What-If Analysis of Large Language Models: Explore the Game World Using Proactive Thinking
Yuan Sui, Yanming Zhang, Yi Liao, Yu Gu, Guohua Tang, Zhongqian Sun, Wei Yang, Bryan Hooi
TL;DR
WiA-LLM introduces What-If Analysis for large language models by building an explicit, language-based world model to forecast the consequences of actions in a MOBA environment. The approach combines supervised fine-tuning on reasoning traces with reinforcement learning using rule-based, verifiable rewards to align forecasts with real dynamics.
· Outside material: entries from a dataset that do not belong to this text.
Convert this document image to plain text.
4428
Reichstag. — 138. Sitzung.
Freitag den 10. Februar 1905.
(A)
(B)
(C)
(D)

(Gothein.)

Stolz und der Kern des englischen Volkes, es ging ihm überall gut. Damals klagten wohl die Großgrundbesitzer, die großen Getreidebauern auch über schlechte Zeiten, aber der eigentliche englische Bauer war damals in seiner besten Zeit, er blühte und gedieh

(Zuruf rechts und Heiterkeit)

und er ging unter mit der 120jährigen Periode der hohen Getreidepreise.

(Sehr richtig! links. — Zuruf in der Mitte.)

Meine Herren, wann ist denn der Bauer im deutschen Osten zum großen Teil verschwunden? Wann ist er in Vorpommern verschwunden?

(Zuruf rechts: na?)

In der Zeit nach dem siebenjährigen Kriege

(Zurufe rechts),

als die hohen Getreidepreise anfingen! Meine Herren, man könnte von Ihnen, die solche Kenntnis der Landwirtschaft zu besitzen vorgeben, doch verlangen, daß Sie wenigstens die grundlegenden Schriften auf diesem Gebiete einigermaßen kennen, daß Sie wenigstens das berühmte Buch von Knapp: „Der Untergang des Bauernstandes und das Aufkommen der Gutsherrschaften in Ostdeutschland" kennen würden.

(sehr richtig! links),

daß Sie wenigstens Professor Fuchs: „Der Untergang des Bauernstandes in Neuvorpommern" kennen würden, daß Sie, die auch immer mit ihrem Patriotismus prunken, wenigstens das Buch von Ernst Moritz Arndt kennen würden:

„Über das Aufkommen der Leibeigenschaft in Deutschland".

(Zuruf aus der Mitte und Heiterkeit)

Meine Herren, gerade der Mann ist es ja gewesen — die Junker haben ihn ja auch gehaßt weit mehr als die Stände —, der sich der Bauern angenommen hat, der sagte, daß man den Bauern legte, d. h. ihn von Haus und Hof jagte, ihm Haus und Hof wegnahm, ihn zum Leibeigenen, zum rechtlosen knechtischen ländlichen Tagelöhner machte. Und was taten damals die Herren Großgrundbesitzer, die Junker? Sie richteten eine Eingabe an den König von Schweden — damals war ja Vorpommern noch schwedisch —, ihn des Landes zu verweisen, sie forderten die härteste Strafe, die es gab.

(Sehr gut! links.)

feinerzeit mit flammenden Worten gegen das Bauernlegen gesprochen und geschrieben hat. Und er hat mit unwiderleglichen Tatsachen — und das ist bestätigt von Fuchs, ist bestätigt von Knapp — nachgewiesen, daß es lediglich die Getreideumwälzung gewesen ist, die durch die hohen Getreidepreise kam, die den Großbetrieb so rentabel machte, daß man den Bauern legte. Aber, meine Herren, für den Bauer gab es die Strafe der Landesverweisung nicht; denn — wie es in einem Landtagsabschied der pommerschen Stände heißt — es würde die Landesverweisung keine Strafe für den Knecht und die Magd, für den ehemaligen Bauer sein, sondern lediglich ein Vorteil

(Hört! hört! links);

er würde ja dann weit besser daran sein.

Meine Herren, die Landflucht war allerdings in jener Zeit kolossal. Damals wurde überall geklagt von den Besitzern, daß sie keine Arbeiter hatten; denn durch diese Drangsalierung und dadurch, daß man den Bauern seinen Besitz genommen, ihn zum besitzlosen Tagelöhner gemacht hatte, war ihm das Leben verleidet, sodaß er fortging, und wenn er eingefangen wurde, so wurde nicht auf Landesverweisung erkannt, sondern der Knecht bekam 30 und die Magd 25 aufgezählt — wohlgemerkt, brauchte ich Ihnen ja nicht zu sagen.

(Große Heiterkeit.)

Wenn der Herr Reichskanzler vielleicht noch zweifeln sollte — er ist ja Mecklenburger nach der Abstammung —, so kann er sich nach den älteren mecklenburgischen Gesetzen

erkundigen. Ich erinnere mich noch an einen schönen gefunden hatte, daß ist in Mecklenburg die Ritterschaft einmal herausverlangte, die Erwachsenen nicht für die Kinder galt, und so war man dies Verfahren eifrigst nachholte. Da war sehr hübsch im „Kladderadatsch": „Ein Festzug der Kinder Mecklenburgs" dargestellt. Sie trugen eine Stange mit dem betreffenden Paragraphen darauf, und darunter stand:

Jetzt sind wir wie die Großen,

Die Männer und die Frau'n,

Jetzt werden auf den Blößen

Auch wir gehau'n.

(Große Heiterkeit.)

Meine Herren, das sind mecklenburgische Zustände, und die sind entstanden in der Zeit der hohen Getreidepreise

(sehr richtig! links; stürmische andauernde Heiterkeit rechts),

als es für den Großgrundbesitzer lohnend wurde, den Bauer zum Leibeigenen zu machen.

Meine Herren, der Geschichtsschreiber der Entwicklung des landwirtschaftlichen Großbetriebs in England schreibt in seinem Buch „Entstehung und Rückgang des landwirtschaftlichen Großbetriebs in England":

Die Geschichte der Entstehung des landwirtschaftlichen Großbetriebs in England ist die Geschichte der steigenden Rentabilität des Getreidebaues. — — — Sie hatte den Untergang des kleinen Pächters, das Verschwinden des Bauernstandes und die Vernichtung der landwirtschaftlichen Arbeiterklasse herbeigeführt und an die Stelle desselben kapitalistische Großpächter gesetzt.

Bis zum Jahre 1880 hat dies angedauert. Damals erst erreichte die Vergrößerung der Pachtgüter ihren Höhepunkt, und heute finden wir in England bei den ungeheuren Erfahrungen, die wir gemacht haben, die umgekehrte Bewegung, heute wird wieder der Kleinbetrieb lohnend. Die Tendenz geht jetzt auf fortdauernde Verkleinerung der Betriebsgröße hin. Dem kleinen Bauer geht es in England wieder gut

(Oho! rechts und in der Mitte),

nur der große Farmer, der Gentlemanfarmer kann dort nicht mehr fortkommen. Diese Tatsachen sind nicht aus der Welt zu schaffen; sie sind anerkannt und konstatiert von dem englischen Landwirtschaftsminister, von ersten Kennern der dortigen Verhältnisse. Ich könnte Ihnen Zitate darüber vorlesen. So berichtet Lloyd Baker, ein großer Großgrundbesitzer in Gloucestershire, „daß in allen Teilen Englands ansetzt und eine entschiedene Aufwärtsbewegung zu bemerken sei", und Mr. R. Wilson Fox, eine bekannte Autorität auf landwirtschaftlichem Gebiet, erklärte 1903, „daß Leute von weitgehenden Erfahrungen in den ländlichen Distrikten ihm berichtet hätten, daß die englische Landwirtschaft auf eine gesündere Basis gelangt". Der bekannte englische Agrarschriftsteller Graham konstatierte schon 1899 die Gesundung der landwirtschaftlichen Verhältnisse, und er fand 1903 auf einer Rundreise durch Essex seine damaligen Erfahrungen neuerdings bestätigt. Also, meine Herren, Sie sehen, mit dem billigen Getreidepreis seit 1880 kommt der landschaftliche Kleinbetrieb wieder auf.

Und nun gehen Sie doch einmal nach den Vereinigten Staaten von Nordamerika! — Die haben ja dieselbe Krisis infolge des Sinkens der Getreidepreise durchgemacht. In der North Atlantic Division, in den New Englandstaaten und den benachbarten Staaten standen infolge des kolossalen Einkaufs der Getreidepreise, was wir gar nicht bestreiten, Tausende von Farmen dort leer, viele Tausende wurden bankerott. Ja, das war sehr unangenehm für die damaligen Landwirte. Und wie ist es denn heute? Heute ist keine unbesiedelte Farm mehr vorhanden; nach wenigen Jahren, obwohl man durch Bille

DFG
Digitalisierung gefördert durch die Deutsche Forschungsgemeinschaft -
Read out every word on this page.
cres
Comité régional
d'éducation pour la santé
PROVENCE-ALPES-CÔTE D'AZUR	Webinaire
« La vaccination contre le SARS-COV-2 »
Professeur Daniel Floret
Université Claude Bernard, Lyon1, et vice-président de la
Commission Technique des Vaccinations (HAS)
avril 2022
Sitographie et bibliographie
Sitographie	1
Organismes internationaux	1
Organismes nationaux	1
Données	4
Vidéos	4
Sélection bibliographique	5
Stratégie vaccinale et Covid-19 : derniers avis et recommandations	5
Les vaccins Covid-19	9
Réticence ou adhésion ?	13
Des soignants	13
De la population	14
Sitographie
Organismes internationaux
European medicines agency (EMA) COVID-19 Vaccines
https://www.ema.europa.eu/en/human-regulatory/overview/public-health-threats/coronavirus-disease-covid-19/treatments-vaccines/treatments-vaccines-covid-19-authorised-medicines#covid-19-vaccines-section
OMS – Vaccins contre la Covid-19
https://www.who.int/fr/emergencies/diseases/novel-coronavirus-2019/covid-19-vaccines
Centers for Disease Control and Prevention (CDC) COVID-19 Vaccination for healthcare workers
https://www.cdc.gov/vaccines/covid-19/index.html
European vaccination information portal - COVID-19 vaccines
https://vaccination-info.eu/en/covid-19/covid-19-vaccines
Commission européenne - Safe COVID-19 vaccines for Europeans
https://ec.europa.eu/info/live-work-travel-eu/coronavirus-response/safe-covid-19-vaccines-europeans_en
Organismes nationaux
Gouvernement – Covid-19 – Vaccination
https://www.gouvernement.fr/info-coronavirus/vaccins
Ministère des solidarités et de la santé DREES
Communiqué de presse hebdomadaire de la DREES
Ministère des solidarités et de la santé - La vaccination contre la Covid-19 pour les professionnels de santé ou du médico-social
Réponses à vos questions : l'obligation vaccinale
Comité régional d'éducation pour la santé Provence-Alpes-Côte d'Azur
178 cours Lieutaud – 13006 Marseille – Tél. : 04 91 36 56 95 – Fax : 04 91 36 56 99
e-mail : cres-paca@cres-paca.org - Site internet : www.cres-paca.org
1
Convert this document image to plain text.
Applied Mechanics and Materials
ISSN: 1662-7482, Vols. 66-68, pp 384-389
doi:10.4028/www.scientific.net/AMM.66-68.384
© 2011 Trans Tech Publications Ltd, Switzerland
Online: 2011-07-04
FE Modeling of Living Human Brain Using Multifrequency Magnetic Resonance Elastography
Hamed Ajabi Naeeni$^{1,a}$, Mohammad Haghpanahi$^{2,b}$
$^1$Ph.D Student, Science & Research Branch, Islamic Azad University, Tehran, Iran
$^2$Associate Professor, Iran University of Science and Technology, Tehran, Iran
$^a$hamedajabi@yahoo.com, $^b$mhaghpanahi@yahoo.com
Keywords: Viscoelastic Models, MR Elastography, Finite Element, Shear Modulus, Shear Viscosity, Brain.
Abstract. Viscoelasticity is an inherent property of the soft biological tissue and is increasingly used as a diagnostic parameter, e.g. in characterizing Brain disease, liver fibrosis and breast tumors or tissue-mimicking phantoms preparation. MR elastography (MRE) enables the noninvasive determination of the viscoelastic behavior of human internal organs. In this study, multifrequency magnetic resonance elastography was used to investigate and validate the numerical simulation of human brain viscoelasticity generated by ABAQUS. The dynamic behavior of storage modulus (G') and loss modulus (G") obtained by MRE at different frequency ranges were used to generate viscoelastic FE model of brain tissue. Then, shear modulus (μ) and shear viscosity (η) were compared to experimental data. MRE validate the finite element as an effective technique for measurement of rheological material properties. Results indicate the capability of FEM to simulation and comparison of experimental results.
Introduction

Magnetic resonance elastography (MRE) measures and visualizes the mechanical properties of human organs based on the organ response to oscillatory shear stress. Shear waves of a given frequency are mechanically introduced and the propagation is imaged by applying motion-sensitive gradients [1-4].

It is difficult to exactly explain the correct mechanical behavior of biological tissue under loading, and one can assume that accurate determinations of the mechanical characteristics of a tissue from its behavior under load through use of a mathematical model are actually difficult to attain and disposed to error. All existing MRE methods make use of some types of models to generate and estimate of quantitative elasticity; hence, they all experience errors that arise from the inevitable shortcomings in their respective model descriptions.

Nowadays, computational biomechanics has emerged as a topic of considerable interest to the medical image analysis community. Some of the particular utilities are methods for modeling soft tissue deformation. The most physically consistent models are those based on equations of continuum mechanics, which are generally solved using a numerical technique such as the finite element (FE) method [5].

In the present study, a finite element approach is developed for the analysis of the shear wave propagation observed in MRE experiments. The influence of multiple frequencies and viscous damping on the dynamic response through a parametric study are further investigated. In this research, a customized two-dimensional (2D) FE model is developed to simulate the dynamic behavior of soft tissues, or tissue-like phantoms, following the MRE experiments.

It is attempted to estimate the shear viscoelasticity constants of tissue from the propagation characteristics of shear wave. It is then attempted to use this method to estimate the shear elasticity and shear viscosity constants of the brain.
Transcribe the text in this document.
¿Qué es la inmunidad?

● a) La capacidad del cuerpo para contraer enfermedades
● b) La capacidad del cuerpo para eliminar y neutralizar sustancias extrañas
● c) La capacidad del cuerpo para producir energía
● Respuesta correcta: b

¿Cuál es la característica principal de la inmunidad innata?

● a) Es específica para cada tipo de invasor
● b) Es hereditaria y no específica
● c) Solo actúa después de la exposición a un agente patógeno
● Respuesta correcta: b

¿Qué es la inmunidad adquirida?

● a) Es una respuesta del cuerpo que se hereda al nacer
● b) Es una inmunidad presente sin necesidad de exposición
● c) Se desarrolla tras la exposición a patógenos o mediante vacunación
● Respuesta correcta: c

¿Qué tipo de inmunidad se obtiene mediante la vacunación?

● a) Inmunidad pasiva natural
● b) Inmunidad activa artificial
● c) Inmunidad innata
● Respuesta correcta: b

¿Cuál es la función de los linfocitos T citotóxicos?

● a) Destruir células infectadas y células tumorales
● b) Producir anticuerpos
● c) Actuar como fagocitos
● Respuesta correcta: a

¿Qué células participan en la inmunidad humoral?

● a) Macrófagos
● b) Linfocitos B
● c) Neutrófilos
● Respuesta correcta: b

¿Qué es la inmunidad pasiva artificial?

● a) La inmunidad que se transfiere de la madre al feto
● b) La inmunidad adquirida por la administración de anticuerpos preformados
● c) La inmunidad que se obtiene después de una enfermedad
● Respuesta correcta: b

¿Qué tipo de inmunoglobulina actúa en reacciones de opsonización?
A lookahead-based inference mechanism enables model-based planning, improving strategic behavior and forecasting accuracy in Honor of Kings. Experiments demonstrate strong performance across varying difficulty levels and show that proactive forecasting enhances forward-looking decision-making while preserving core language capabilities. The work advances interpretable, generalizable planning for LLMs in dynamic, partially observable environments, with practical deployment considerations discussed.
Abstract
Large Language Models (LLMs) are effective at reasoning and information retrieval, but remain unreliable for decision-making in dynamic, partially observable, high-stakes environments such as MOBA games. One key limitation is weak counterfactual reasoning: LLMs struggle to conduct precise what-if analysis over candidate actions and their future consequences. We address this limitation with What-if Analysis LLM (WiA-LLM), a framework that trains an LLM as an explicit language-based world model. Instead of representing the environment in latent vectors, WiA-LLM models how the game state evolves over time with candidate actions using language, and provides textual justifications for these predicted outcomes. This explicit modeling supports (1) interpretability, since the model's predictions and underlying rationales are human-readable, and (2) semantic generalization, as the model can transfer knowledge across situations that share similar game concepts (e.g., roles, objectives, or tactics). WiA-LLM is trained in two stages: supervised fine-tuning on human-like reasoning traces, followed by reinforcement learning with outcome-based rewards that depend on the discrepancy between predicted and ground-truth future states. In the Honor of Kings (HoK) environment, WiA-LLM attains 74.2\% accuracy (27\%$\uparrow$ vs. base model) in forecasting game-state changes. In addition, we find that agents with WiA-LLM exhibit closer strategic behavior to expert players than purely reactive LLM agents, indicating more foresight-aware and expert-aligned decision-making.